My take was that putting the grace back in led to real!angel!form!, like Pamela saw with Castiel. And that as an angel, she was on her way back to heaven -- but to face consequences for her actions.


Beverly - Nov 21, 2008 11:30:02 am PST #51 of 30002
Days shrink and grow cold, sunlight through leaves is my song. Winter is long.

That's where we differ. I think she's on her own, and avoiding heaven for now, as well as capture and punishment. I got the impression she would try to hang around and help out if/when/as she could. That may be me reading in, but I didn't get the idea she'd been fast-tracked back to heaven.

Also, on a more prurient note, I tried to catch a glimpse of Sam's tattoo last week, but failed. And Dean's this week, ditto. I just wondered if they'd had to have them applied for the possibility of a glimpse, or if they shot and cut the scene specifically not to show them.

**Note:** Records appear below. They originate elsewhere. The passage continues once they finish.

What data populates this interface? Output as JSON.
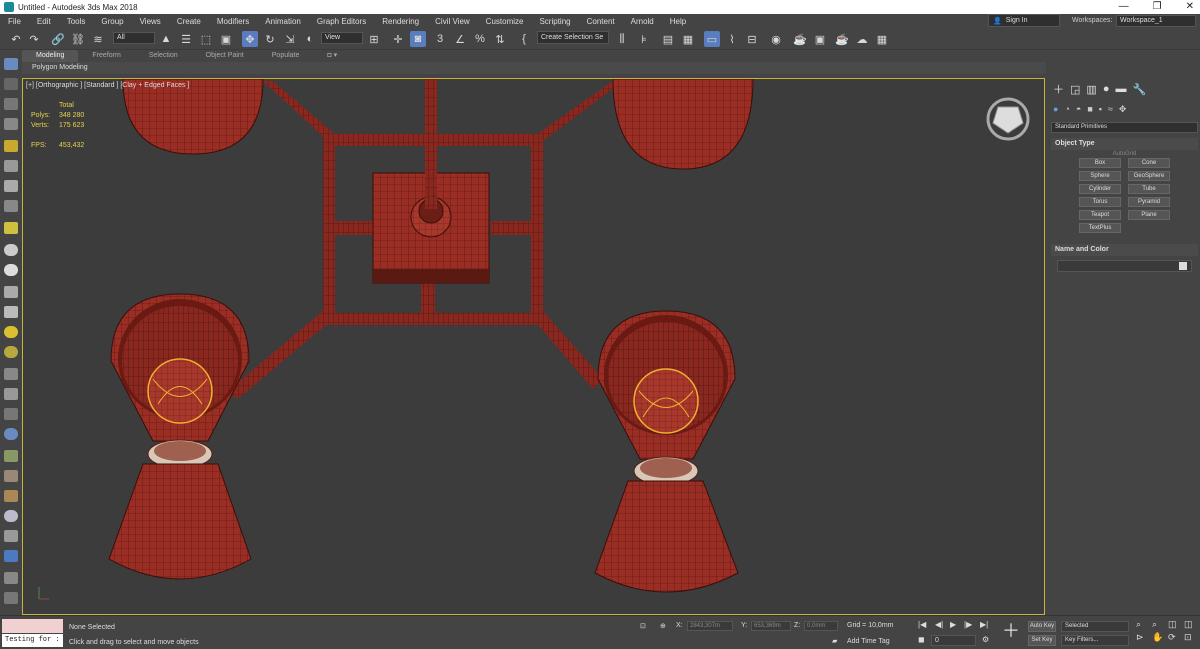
{
  "window": {
    "title": "Untitled - Autodesk 3ds Max 2018",
    "controls": [
      "—",
      "❐",
      "✕"
    ]
  },
  "menu": [
    "File",
    "Edit",
    "Tools",
    "Group",
    "Views",
    "Create",
    "Modifiers",
    "Animation",
    "Graph Editors",
    "Rendering",
    "Civil View",
    "Customize",
    "Scripting",
    "Content",
    "Arnold",
    "Help"
  ],
  "account": {
    "signin": "Sign In",
    "workspaces_label": "Workspaces:",
    "workspace": "Workspace_1"
  },
  "toolbar": {
    "selection_filter": "All",
    "ref_coord": "View",
    "named_selection": "Create Selection Se"
  },
  "ribbon": {
    "tabs": [
      "Modeling",
      "Freeform",
      "Selection",
      "Object Paint",
      "Populate"
    ],
    "active_tab": "Modeling",
    "sub_label": "Polygon Modeling"
  },
  "viewport": {
    "label": "[+] [Orthographic ] [Standard ] [Clay + Edged Faces ]",
    "stats": {
      "total_label": "Total",
      "polys_label": "Polys:",
      "polys": "348 280",
      "verts_label": "Verts:",
      "verts": "175 623",
      "fps_label": "FPS:",
      "fps": "453,432"
    },
    "colors": {
      "mesh_fill": "#9a2e24",
      "mesh_wire": "#3a0e0a",
      "bulb_wire": "#f0b030",
      "background": "#3c3c3c",
      "border": "#c9b43b"
    }
  },
  "command_panel": {
    "category": "Standard Primitives",
    "object_type_title": "Object Type",
    "autogrid": "AutoGrid",
    "objects": [
      "Box",
      "Cone",
      "Sphere",
      "GeoSphere",
      "Cylinder",
      "Tube",
      "Torus",
      "Pyramid",
      "Teapot",
      "Plane",
      "TextPlus"
    ],
    "name_color_title": "Name and Color"
  },
  "status": {
    "maxscript": "Testing for :",
    "selection": "None Selected",
    "prompt": "Click and drag to select and move objects",
    "x_label": "X:",
    "x_value": "2843,307m",
    "y_label": "Y:",
    "y_value": "653,369m",
    "z_label": "Z:",
    "z_value": "0,0mm",
    "grid": "Grid = 10,0mm",
    "add_time_tag": "Add Time Tag",
    "frame": "0",
    "auto_key": "Auto Key",
    "set_key": "Set Key",
    "key_mode": "Selected",
    "key_filters": "Key Filters..."
  }
}
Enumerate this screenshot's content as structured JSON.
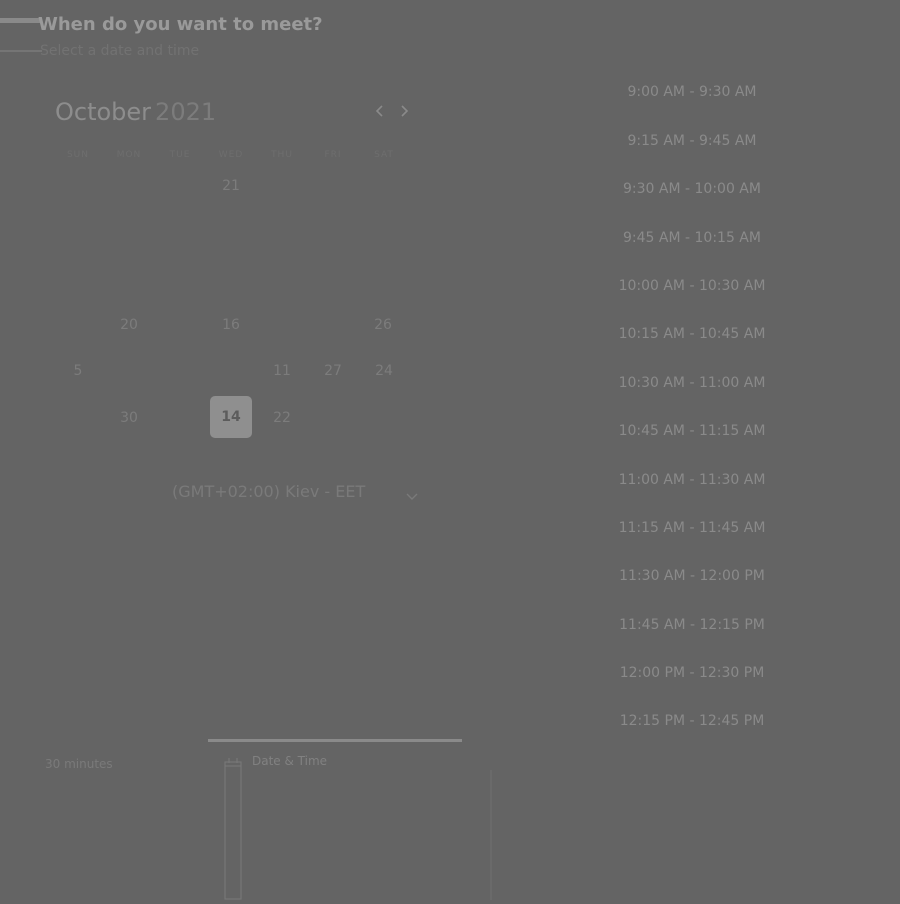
{
  "header": {
    "title": "When do you want to meet?",
    "subtitle": "Select a date and time"
  },
  "calendar": {
    "month": "October",
    "year": "2021",
    "weekdays": [
      "SUN",
      "MON",
      "TUE",
      "WED",
      "THU",
      "FRI",
      "SAT"
    ],
    "days": [
      {
        "label": "21",
        "selected": false
      },
      {
        "label": "20",
        "selected": false
      },
      {
        "label": "16",
        "selected": false
      },
      {
        "label": "26",
        "selected": false
      },
      {
        "label": "5",
        "selected": false
      },
      {
        "label": "11",
        "selected": false
      },
      {
        "label": "27",
        "selected": false
      },
      {
        "label": "24",
        "selected": false
      },
      {
        "label": "30",
        "selected": false
      },
      {
        "label": "14",
        "selected": true
      },
      {
        "label": "22",
        "selected": false
      }
    ],
    "prev_icon": "chevron-left-icon",
    "next_icon": "chevron-right-icon"
  },
  "timezone": {
    "label": "(GMT+02:00) Kiev - EET",
    "icon": "chevron-down-icon"
  },
  "time_slots": [
    "9:00 AM - 9:30 AM",
    "9:15 AM - 9:45 AM",
    "9:30 AM - 10:00 AM",
    "9:45 AM - 10:15 AM",
    "10:00 AM - 10:30 AM",
    "10:15 AM - 10:45 AM",
    "10:30 AM - 11:00 AM",
    "10:45 AM - 11:15 AM",
    "11:00 AM - 11:30 AM",
    "11:15 AM - 11:45 AM",
    "11:30 AM - 12:00 PM",
    "11:45 AM - 12:15 PM",
    "12:00 PM - 12:30 PM",
    "12:15 PM - 12:45 PM"
  ],
  "footer": {
    "duration": "30 minutes",
    "date_time_label": "Date & Time",
    "date_time_icon": "calendar-icon"
  }
}
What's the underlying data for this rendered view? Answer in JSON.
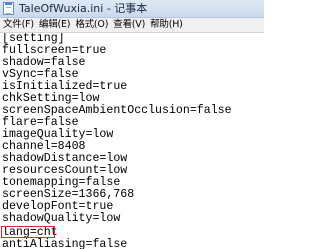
{
  "window": {
    "title": "TaleOfWuxia.ini - 记事本",
    "icon": "notepad-icon"
  },
  "menu": [
    {
      "label": "文件(F)"
    },
    {
      "label": "编辑(E)"
    },
    {
      "label": "格式(O)"
    },
    {
      "label": "查看(V)"
    },
    {
      "label": "帮助(H)"
    }
  ],
  "editor": {
    "lines": [
      "[setting]",
      "fullscreen=true",
      "shadow=false",
      "vSync=false",
      "isInitialized=true",
      "chkSetting=low",
      "screenSpaceAmbientOcclusion=false",
      "flare=false",
      "imageQuality=low",
      "channel=8408",
      "shadowDistance=low",
      "resourcesCount=low",
      "tonemapping=false",
      "screenSize=1366,768",
      "developFont=true",
      "shadowQuality=low",
      "lang=cht",
      "antiAliasing=false"
    ],
    "highlighted_line": "lang=cht",
    "highlight_color": "#e8262b"
  }
}
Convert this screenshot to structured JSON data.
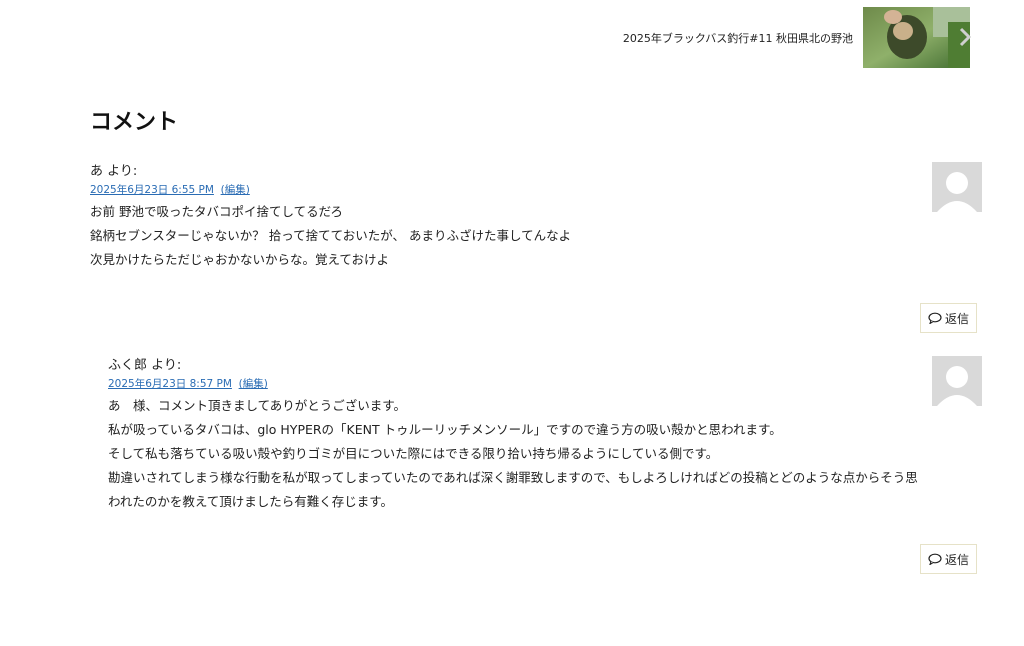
{
  "next_post": {
    "title": "2025年ブラックバス釣行#11 秋田県北の野池"
  },
  "comments_heading": "コメント",
  "comments": [
    {
      "author": "あ より:",
      "date": "2025年6月23日 6:55 PM",
      "edit_label": "(編集)",
      "lines": [
        "お前 野池で吸ったタバコポイ捨てしてるだろ",
        "銘柄セブンスターじゃないか？ 拾って捨てておいたが、 あまりふざけた事してんなよ",
        "次見かけたらただじゃおかないからな。覚えておけよ"
      ],
      "reply_label": "返信"
    },
    {
      "author": "ふく郎 より:",
      "date": "2025年6月23日 8:57 PM",
      "edit_label": "(編集)",
      "lines": [
        "あ　様、コメント頂きましてありがとうございます。",
        "私が吸っているタバコは、glo HYPERの「KENT トゥルーリッチメンソール」ですので違う方の吸い殻かと思われます。",
        "そして私も落ちている吸い殻や釣りゴミが目についた際にはできる限り拾い持ち帰るようにしている側です。",
        "勘違いされてしまう様な行動を私が取ってしまっていたのであれば深く謝罪致しますので、もしよろしければどの投稿とどのような点からそう思",
        "われたのかを教えて頂けましたら有難く存じます。"
      ],
      "reply_label": "返信"
    }
  ],
  "colors": {
    "link": "#2a6cb4",
    "avatar_bg": "#d9d9d9",
    "reply_border": "#e6e2c8"
  }
}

Amy - Nov 21, 2008 11:34:49 am PST #52 of 30002
Because books.

Maybe I'm assuming that an angel's grace is like God's GPS device?


Beverly - Nov 21, 2008 11:45:58 am PST #53 of 30002
Days shrink and grow cold, sunlight through leaves is my song. Winter is long.

Whereas I think of it as the part that makes them angel, apart and different from human, bars emotion, provides power, or the link to heavenly power, etc.

I guess we'll have to see how it plays out in the SPN world.


Polter-Cow - Nov 21, 2008 11:49:14 am PST #54 of 30002
What else besides ramen can you scoop? YOU CAN SCOOP THIS WORLD FROM DARKNESS!

Without checking I suspect Manners

It wasn't. It was someone I didn't recognize. Ah, J. Miller Tobin. Also directed "A Very Supernatural Christmas" and "Born Under a Bad Sign."

And that as an angel, she was on her way back to heaven -- but to face consequences for her actions.

I just thought that Dean was referring to the fact that she can't have chocolate cake and sex anymore.